Ironic that on the same day there are headlines deriding Facebook for privacy concerns, yet headlines lauding the FBI/Austin PD for tracking down the bomber with heavy duty surveillance techniques.

<<<<<what shouldn't the government be involved in ?

Wars in the Middle East

>Ironic that on the same day there are headlines deriding Facebook for privacy concerns, yet headlines lauding the FBI/Austin PD for tracking down the bomber with heavy duty surveillance techniques.

just another day in merica 

Paraquat!!

subsidizing corporations...

imperialism...

>>>>>>Ironic that on the same day there are headlines deriding Facebook for privacy concerns, yet headlines lauding the FBI/Austin PD for tracking down the bomber with heavy duty surveillance techniques.

The Boston marathon bombing movie showed how law enforcement agency (FBI) used video surveillance from businesses on a whole city block that had camera's. Same technique was probably used in Austin.

 

Thinking more about the facial recognition, triangulating cell pings and the like.

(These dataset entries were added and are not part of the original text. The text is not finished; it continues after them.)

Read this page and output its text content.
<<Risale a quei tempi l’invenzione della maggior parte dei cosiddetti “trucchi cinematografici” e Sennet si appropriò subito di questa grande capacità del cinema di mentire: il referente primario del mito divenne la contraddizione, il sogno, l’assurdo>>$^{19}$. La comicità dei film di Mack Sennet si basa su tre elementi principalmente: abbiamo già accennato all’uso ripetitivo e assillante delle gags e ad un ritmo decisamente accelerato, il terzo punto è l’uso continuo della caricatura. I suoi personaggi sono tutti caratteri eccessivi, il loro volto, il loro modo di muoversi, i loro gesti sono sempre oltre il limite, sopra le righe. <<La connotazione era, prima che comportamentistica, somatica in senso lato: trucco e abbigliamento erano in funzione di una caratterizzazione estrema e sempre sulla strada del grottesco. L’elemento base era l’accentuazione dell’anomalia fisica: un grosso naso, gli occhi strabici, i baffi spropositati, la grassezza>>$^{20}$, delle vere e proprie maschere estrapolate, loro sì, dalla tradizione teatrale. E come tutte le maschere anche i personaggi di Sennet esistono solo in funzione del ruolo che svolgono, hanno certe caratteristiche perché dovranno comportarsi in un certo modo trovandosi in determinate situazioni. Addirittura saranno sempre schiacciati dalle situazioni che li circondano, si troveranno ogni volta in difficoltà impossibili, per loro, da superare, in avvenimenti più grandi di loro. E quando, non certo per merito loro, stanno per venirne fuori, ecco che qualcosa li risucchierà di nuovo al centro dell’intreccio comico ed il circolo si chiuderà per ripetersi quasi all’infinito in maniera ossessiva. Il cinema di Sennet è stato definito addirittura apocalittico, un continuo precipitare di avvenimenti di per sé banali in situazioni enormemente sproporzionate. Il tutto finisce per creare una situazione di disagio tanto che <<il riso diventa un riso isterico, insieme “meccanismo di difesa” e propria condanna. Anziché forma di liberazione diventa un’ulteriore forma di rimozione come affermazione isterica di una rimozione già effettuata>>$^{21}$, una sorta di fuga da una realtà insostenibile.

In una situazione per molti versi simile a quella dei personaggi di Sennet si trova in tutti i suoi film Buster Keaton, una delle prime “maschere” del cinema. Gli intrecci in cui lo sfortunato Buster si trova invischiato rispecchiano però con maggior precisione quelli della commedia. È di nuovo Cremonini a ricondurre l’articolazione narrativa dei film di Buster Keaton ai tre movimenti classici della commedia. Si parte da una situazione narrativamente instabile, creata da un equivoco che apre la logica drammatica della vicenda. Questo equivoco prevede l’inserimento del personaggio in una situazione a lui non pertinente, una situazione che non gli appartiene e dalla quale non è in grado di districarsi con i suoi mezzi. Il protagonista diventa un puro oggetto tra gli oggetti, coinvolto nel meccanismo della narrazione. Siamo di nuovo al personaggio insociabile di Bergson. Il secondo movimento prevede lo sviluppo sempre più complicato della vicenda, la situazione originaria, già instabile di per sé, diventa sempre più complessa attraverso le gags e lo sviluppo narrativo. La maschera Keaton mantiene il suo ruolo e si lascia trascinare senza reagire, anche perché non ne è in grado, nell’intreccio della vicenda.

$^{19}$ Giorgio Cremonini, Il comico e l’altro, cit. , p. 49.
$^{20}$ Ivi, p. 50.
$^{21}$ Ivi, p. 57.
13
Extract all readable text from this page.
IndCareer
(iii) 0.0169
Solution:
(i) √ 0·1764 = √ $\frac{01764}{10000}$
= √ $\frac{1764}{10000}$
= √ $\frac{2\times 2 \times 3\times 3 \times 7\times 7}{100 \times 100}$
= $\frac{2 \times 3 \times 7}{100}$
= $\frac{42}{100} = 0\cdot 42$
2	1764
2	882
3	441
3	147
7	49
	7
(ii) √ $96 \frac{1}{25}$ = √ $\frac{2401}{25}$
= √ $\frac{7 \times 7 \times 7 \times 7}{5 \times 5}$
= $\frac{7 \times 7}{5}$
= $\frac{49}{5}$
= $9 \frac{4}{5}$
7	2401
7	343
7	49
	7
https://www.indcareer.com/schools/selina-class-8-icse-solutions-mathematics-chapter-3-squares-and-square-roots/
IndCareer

neds not doing anything wrong

If not wearing any pants isn't wrong than I'm OK.

Facebook sucks! I have an account under a pseudonym, which I abandoned about 6 weeks ago, not because of any data breaches, but because the overall FB content is almost void of good original content, hopelessly dumbed down and cluttered with stupid, sophomoric memes and videos that people mindlessly share with remarkable volume. A bunch of meaningless dribble at internet speed. I felt increasingly stupider every time I logged on, so I bailed. My world is better without that dumb shit.

FB was ok for a while to catch up with old friends, share photos, and satisfy curiosity about what that girl in high school looks like now in her 50s. Then it got increasingly pathetic during the 2016 election campaign, and has stayed as pathetic as possible. People who I thought were intelligent free thinkers appear to be naive, gullible, emotionally unstable, non thinking idiot sheep who get their info from daily click bait propaganda and think it's real and important. What a joke. I couldn't stand it any longer, and haven't missed it at all.

So now I'm lurking here more often. At least it is possible to have a provocative or controversial discussion here, and get some good laughs in between all the stupid shit. On Facebook, the cultural norm apparently is to only comment if you agree and support the premise of your friend's post, and never disagree or be critical. A vast, vapid, superficial  boring wasteland, it is. Unless one has a specific business interest, there is no good reason to be on Facebook. It's a total waste of time. Good riddance. 

Is this a good thing or just plain scary?

(2 minute read)

Two-thirds of American adults get news from social media: survey

https://www.reuters.com/article/us-usa-internet-socialmedia/two-thirds-o...

 

Where do you get your news? 

^ definitely not from any social media network.

apple was asked about the facebook data scandal, and zuckerberg got defensive.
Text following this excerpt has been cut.